There is often a half way house though. Winemakers allow spontaneous fermentation to begin using wild yeasts and take regular readings of the amount of sugar or specific gravity of the must, to determine the current alcohol. After alcohol has reached a certain threshold they may sometimes choose to inoculate with commercial S. cerevisiae to ensure complete fermentation. This achieves the desired quality but still allows the complexity of wild yeast.

Old world winemakers use a process called Pied de Cuve to ensure that fermentation begins. A small amount of their grapes are picked a week before the harvest and water may be added to overcome excess acid.

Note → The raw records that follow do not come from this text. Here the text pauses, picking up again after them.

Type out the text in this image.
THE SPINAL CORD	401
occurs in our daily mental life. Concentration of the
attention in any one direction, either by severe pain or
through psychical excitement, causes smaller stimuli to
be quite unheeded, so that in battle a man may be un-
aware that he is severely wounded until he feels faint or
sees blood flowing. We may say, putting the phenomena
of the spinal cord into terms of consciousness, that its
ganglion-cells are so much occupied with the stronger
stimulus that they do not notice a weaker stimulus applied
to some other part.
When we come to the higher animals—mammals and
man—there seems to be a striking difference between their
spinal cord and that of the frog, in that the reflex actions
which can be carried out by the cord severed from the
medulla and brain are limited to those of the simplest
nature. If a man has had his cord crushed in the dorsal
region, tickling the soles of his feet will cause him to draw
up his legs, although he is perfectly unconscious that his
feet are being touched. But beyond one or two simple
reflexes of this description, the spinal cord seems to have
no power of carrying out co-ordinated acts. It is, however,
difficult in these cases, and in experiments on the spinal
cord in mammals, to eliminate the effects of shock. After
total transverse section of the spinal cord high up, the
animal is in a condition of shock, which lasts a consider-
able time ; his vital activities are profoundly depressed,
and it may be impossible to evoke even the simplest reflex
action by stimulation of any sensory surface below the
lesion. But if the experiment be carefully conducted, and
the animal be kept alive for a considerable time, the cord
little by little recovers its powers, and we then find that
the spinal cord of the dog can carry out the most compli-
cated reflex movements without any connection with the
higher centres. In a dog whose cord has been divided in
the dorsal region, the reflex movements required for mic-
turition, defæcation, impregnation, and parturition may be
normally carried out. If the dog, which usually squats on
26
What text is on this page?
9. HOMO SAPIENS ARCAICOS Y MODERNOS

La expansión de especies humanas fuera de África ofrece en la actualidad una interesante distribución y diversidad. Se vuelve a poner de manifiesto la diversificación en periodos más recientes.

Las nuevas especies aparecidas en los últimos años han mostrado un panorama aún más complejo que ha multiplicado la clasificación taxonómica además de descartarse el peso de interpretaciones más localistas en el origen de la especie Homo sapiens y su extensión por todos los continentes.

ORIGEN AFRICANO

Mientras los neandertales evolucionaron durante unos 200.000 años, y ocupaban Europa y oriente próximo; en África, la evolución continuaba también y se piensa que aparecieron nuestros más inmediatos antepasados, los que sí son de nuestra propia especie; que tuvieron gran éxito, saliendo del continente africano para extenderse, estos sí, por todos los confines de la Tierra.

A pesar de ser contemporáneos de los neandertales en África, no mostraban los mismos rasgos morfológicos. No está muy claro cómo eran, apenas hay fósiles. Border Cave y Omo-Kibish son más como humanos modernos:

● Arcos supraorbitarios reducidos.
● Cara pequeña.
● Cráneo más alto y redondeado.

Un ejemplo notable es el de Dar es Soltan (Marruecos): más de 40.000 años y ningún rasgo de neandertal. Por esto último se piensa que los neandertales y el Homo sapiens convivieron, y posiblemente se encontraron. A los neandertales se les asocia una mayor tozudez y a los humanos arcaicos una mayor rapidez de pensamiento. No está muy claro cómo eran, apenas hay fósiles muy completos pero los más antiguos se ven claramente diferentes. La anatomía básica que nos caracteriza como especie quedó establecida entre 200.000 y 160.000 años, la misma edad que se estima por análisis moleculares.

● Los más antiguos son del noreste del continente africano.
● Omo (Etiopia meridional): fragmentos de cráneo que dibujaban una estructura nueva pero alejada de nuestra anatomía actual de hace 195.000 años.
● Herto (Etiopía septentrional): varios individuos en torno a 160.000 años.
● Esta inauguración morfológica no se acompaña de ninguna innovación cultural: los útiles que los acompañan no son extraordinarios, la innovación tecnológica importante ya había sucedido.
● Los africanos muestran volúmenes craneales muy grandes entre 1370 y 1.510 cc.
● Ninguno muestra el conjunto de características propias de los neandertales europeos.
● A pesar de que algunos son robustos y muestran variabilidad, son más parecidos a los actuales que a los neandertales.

The must is stirred to stimulate the wild yeast and start spontaenous fermentation. After several days, these grapes will be nicely fermenting and this starter culture is used to inoculate the harvested grapes when they come in after picking some days later. So instead of inoculating with bought in yeasts, inoculation occurs with the indigenous yeasts.

New Zealand wine producer, Pyramid Valley Vineyards, say that "All of our fermenters are 1,000 litres or less, which allows us to be very close to the wine in a physical sense. This allows us to hand and foot plunge and allows us to listen to the health of each ferment before we intervene. We never use commercial yeast for fermentation. We culture our own yeast through starter cultures, developed in each vineyard we source fruit from. This is a  technique that Mike Weersing developed to ensure that each of our wines talks entirely about where it is from without compromise from commercial yeast."

For those keen on their organic, biodynamic wines with mininal intervention in the vineyard or winery, wild yeast fermentation may be a game of chance, but a valid one for wines with a difference.